This is a snapshot of an early working draft and has therefore been superseded by the HTML standard.

This document will not be further updated.

HTML 5

Call For Comments — 27 October 2007

8.5. Parsing HTML fragments

The following steps form the HTML fragment parsing algorithm. The algorithm takes as input a DOM Element, referred to as context, which gives the context for the parser, as well as input, a string to parse, and returns a list of zero or more nodes.

Parts marked fragment case in algorithms in the parser section are parts that only occur if the parser was created for the purposes of this algorithm. The algorithms have been annotated with such markings for informational purposes only; such markings have no normative weight.
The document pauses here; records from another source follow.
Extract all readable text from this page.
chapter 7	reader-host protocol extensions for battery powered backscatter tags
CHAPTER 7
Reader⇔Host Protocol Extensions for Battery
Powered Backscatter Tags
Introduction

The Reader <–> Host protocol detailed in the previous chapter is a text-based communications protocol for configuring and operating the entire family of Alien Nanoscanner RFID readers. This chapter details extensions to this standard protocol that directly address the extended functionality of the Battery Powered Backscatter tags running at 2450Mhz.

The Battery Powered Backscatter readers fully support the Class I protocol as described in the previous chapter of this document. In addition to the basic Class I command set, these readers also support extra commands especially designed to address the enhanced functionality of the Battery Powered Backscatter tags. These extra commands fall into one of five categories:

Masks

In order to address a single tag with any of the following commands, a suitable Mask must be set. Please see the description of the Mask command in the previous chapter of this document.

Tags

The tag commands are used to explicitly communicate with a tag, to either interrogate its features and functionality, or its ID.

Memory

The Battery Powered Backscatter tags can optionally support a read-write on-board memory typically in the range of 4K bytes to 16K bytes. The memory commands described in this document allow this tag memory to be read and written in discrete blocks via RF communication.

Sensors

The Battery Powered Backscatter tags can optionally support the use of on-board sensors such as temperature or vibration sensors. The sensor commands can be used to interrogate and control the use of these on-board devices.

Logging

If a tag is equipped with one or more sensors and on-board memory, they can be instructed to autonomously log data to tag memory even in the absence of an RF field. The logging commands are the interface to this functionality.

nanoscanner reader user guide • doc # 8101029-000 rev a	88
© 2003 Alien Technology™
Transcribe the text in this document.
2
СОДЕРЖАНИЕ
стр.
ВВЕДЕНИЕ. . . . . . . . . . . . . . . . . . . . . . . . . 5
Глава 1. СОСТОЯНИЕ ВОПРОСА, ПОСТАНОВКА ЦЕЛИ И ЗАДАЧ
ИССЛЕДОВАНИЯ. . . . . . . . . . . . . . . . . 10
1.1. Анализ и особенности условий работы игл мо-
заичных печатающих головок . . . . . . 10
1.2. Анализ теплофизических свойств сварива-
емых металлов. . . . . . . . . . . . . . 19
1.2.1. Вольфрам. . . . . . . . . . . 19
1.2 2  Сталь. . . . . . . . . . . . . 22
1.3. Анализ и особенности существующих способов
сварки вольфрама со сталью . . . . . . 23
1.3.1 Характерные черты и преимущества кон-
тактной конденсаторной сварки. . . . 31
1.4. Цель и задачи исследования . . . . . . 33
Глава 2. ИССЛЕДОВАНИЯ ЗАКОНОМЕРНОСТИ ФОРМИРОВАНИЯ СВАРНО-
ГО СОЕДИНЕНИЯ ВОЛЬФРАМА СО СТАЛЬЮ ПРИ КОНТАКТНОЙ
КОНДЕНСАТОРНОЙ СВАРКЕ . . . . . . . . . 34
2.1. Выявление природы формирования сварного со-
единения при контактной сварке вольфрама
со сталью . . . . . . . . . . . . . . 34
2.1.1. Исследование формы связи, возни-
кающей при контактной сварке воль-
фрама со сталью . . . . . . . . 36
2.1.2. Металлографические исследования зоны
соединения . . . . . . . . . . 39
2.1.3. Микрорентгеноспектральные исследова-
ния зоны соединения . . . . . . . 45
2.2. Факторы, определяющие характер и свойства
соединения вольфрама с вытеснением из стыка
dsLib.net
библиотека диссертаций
If it is possible for a condition described as a fragment case to occur even when the parser wasn't created for the purposes of handling this algorithm, then that is an error in the specification.

  1. Create a new Document node, and mark it as being an HTML document.

  2. Create a new HTML parser, and associate it with the just created Document node.

  3. Set the HTML parser's tokenisation stage's content model flag according to the context element, as follows:

    If it is a title or textarea element
    Set the content model flag to RCDATA.
    If it is a style, script, xmp, iframe, noembed, or noframes element
    Set the content model flag to CDATA.
    If it is a noscript element
    If scripting is enabled, set the content model flag to CDATA. Otherwise, set the content model flag to PCDATA.
    If it is a plaintext element
    Set the content model flag to PLAINTEXT.
    Otherwise
    Set the content model flag to PCDATA.
  4. Switch the HTML parser's tree construction stage to the main phase.

  5. Let root be a new html element with no attributes.

  6. Append the element root to the Document node created above.

  7. Set up the parser's stack of open elements so that it contains just the single element root.

  8. Reset the parser's insertion mode appropriately.

    The parser will reference the context node as part of that algorithm.

  9. Set the parser's form element pointer to the nearest node to the context that is a form element (going straight up the ancestor chain, and including the element itself, if it is a form element), or, if there is no such form element, to null.

  10. Place into the input stream for the HTML parser just created the input.

  11. Start the parser and let it run until it has consumed all the characters just inserted into the input stream.

  12. Return all the child nodes of root, preserving the document order.